Snort has three modes of operation:
Snort will sniff all packets in iptables in sniffer mode and drop them to stdout if it finds any.
- v (verbose): tells snort to dump output to the screen.
- d: dumps packet payload (application data)
- x: dumps entire packet in Hex (Including frame headers)
- e: display link layer data
Snort rules example: snort -dve
Packet Logger Mode
Here, packet logger mode sends the output file to a log file, which you can use to read back through snort using the ‘–r’ switch search string.
- l (log directory): log to a directory in tcpdump (binary) format
- k (ASCII): Dump packets in ASCII
- h Home subnet (/ notation)
- snort – v – l /var/log/snort/ -h 10.0.1.0/24
- snort – v – k ASCII -l /var/log/snort
To read that saved packet:
The stuff in packet logger mode and comes after the log file name will be Berkly Packet Filter(BPF) statements, like the TCP session tcpdump filters.

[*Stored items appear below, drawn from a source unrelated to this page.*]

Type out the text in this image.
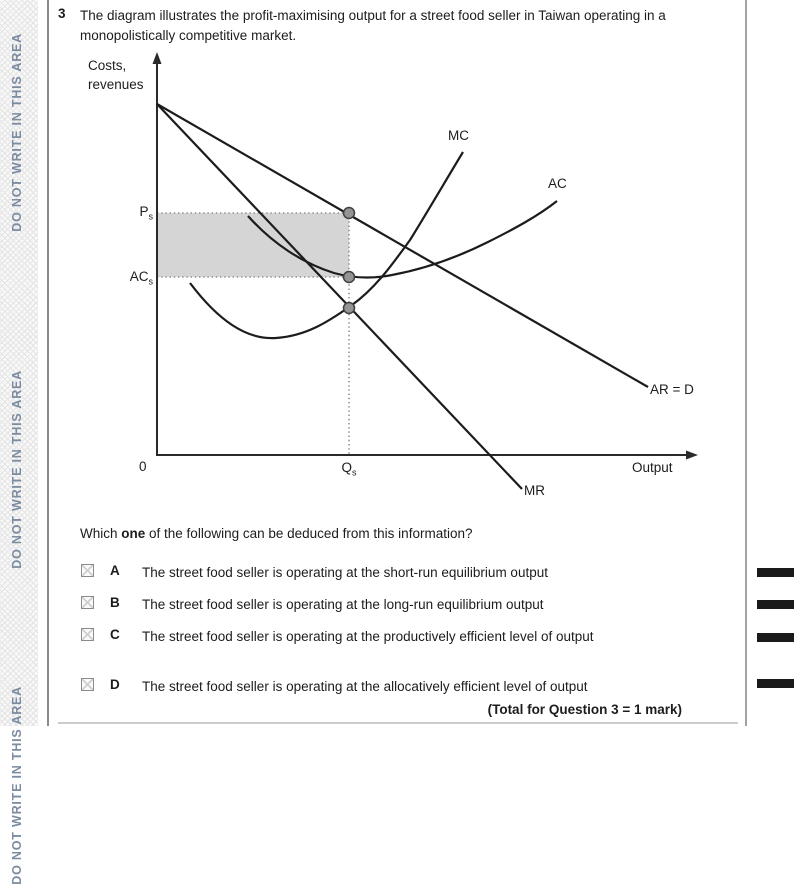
DO NOT WRITE IN THIS AREA
DO NOT WRITE IN THIS AREA
DO NOT WRITE IN THIS AREA
3 The diagram illustrates the profit-maximising output for a street food seller in Taiwan operating in a monopolistically competitive market.
Costs,
revenues
MC
AC
AR = D
MR
Output
0
$P_s$
$AC_s$
$Q_s$
Which one of the following can be deduced from this information?
A	The street food seller is operating at the short-run equilibrium output
B	The street food seller is operating at the long-run equilibrium output
C	The street food seller is operating at the productively efficient level of output
D	The street food seller is operating at the allocatively efficient level of output
(Total for Question 3 = 1 mark)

- Snort – dve – r /var/log/snort [tcp|udp|icmp]
- Snort – dve – r /var/log/snort host
Here, the mode processes the config file and applies snort rules to any collected traffic.
- c: path to the configuration file
- T: Test the configuration and rules.
Always test first once you have altered a config file or modified the rules files.
- snort – Tc /etc/snort/snort.conf
- snort – c /etc/snort/snort.conf
In reality, a log rule drop when in inline mode would make iptables drop a packet and log it when iptables drop the packet, and then send an alert TCP reset if the protocol is TCP or ICMP port unreachable message if your protocol is UDP.(Learn What Is The Main Difference Between TCP And UDP)
You can quickly see how there are not many entries, yet your Snort Cheat sheet can really help you remember what you need at that ideal moment.